A beginning project of applying data analysis on scrapping data and formulating both graphs and values on NBA stats using R. We'll have to take these data values with a grain of salt, as it is only a five game sample size for each player. For our case, we are taking the top 10 rookies from this years draft class starting from Cooper Flagg to Khaman Maluach and their last five games from a certain time period during the 2025-2026 season. We can also take into consideration that these players are playing their rookie season and some values maybe disproportionate to what would be considered the median player.
We begin with taking data from Basketball Reference. In our case
we take the last 5 games played (from our example, the last 5 games may be different than yours) from the first 10 players drafted in 2025. Take those .xlsx files (if they are just .xls, change it to .xlsx).
Transforming Data
We combine and transform each excel sheet via Tablaeu or any tools you maybe comfortable with. Our clean data is then going to be used in R.
There are many ways we can start the data analysis process using the tables we have collect and transformed so far.
Figure 1. Comparing 10 rookies through their last 5 games using their points vs. their +/-.
- We see that Kon Kneuppel, who was taken 4th overall by the Charlotte Hornets have an impactful five game strecth with a wide variety of points in each game.
- We see that in our small sample size Cooper Flagg, who was taken 1st overall by the Dallas Mavericks have this strencth where his efficiency goes up when he scores more points.
Figure 2. Comparing the 10 rookies through their last 5 games using their points vs. their field goal percentage.
From our script we can also search the players average points per game through the 5 game sample size by this code.
mean(df$player_name$PTS)
- Example: Cooper Flagg - 25.4 pts
A function can also be helpful if you don't want to repeat the code.
average_player <- function(list, col) {
col_num <- as.numeric(list[[col]])
return(mean(col_num,na.rm = T))
}
- Example: Ace Bailey - 3.4 pf
Or we can get all a players average PRA from using a function again.
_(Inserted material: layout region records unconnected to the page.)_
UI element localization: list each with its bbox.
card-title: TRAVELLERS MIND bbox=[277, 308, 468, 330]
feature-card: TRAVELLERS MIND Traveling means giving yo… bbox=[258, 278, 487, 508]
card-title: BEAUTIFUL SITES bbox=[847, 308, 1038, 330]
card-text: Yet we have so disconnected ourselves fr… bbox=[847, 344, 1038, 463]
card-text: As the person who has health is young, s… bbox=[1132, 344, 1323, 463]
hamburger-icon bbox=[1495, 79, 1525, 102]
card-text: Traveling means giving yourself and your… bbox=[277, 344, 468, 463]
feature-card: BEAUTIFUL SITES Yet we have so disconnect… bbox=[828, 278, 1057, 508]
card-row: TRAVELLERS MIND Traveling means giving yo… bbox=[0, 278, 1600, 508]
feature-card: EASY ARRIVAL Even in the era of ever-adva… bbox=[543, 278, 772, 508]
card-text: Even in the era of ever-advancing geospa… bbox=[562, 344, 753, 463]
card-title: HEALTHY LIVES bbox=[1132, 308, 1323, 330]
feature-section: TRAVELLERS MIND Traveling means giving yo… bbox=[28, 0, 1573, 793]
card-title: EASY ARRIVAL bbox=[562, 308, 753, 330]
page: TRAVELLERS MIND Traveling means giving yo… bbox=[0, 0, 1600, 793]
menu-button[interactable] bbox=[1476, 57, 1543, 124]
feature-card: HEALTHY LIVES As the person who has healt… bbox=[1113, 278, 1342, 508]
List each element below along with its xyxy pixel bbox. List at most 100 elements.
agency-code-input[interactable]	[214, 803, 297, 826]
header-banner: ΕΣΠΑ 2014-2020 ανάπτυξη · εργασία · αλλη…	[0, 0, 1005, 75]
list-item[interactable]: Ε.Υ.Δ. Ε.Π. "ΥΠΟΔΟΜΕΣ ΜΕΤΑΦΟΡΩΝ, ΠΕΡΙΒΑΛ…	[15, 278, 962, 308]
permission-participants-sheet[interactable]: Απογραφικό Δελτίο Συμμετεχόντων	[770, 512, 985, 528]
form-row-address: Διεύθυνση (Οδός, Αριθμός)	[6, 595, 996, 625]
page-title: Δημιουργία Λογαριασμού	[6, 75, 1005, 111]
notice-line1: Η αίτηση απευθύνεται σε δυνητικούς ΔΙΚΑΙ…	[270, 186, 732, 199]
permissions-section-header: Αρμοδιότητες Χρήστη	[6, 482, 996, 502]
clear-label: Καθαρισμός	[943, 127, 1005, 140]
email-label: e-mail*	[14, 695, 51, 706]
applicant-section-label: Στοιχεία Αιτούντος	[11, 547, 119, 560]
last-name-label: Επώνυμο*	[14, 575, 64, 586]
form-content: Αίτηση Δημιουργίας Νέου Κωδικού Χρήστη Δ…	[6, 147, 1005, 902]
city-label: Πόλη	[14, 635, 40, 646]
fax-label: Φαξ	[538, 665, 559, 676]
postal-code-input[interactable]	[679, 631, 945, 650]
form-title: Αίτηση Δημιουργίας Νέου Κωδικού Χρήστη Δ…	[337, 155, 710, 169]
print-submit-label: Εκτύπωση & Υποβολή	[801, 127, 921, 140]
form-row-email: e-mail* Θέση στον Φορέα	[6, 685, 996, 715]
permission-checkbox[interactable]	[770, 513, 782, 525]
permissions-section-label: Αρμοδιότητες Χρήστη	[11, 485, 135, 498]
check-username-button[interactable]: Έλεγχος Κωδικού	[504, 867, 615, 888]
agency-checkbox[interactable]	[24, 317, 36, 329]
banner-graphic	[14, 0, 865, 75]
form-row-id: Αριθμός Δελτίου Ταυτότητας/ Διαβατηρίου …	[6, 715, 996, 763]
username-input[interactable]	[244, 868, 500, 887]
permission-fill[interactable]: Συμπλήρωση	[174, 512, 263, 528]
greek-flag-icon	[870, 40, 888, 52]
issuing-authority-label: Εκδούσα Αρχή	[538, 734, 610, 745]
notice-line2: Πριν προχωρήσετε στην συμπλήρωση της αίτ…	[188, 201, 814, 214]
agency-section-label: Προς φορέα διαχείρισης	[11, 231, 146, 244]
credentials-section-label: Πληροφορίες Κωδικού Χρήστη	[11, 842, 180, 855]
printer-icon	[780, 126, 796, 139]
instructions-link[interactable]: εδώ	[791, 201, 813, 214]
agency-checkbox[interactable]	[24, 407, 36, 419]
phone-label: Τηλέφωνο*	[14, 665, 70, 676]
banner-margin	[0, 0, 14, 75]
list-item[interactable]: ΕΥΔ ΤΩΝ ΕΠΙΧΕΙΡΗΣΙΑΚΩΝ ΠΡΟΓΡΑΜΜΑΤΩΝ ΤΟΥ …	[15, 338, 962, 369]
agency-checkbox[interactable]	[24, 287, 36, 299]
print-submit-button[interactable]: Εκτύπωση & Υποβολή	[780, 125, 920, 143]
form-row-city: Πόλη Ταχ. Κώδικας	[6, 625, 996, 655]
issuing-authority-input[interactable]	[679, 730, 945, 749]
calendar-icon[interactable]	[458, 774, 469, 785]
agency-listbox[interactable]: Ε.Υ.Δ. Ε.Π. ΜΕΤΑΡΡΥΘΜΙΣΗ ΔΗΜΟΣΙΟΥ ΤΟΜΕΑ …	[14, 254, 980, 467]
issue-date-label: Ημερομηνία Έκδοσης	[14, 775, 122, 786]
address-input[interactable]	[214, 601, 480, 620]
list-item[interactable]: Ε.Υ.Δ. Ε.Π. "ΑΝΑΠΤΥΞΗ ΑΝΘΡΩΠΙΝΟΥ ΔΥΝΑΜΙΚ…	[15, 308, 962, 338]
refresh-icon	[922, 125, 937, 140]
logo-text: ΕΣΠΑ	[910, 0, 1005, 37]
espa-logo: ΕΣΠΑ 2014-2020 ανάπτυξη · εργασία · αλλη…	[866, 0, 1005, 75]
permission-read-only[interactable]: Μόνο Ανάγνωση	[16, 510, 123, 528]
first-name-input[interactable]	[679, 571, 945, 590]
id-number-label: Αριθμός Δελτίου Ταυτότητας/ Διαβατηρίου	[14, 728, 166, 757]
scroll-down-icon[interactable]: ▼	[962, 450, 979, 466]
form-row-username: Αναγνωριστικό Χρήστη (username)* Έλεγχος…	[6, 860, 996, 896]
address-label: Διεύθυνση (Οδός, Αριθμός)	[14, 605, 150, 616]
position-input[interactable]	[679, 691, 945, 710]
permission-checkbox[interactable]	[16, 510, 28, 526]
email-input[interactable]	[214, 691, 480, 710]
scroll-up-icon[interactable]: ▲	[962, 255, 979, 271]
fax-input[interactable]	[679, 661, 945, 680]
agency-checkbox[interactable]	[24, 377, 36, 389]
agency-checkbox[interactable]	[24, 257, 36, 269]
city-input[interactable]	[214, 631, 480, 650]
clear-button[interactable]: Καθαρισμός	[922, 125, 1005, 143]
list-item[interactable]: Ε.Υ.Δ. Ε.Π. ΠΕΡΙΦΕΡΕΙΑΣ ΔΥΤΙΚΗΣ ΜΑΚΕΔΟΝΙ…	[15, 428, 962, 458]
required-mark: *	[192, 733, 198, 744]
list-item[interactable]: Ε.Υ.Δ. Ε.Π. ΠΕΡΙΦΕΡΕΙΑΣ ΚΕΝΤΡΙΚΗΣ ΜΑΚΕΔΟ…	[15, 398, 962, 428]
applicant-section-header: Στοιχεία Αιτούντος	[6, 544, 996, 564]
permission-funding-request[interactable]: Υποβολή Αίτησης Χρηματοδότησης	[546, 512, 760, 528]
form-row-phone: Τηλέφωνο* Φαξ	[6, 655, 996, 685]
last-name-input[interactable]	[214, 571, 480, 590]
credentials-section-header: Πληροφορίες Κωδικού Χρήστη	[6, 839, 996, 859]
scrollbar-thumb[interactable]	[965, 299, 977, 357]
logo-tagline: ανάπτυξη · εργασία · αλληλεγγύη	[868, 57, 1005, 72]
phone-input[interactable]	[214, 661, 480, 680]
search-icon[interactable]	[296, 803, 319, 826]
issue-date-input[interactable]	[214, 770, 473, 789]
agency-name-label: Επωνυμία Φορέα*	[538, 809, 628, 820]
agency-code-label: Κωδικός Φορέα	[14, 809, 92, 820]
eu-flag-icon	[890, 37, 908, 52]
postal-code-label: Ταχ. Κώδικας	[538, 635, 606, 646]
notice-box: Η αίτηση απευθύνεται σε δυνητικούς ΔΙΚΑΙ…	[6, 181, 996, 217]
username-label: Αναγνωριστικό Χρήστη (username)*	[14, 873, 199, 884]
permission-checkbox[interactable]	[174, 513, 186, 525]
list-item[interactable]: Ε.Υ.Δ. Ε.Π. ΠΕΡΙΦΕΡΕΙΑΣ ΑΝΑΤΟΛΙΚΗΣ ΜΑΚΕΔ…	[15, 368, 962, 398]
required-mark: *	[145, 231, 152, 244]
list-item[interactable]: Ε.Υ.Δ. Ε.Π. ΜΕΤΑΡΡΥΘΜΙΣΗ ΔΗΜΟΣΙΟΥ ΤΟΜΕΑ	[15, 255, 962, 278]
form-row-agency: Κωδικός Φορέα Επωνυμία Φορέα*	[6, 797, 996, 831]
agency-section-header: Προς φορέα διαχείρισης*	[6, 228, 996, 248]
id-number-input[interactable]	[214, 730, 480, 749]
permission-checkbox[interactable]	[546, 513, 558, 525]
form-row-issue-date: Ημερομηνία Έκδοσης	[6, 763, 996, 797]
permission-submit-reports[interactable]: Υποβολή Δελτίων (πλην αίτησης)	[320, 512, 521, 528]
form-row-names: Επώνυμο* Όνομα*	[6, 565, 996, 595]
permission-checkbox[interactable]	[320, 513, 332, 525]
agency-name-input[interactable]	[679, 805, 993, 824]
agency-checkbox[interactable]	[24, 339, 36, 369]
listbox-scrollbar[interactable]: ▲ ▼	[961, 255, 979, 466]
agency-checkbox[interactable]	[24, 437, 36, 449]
average_pra <- function(list) {
avg_pra <- c(mean(list$PTS), mean(list$TRB), mean(list$AST))
return(avg_pra)
}
average_pra(df$player_name)
- Example: VJ Edgecombe - 19.0 pts, 6.2 rbs, 2.6 ast
A special feature is we can apply SQL type search to find; for example, the point of the highest game score of a player
pts_from_max_gmsc <- function(list) {
results <- list$PTS[which.max(list$GmSc)]
return(results)
}
- Example: Dylan Harper - 22 pts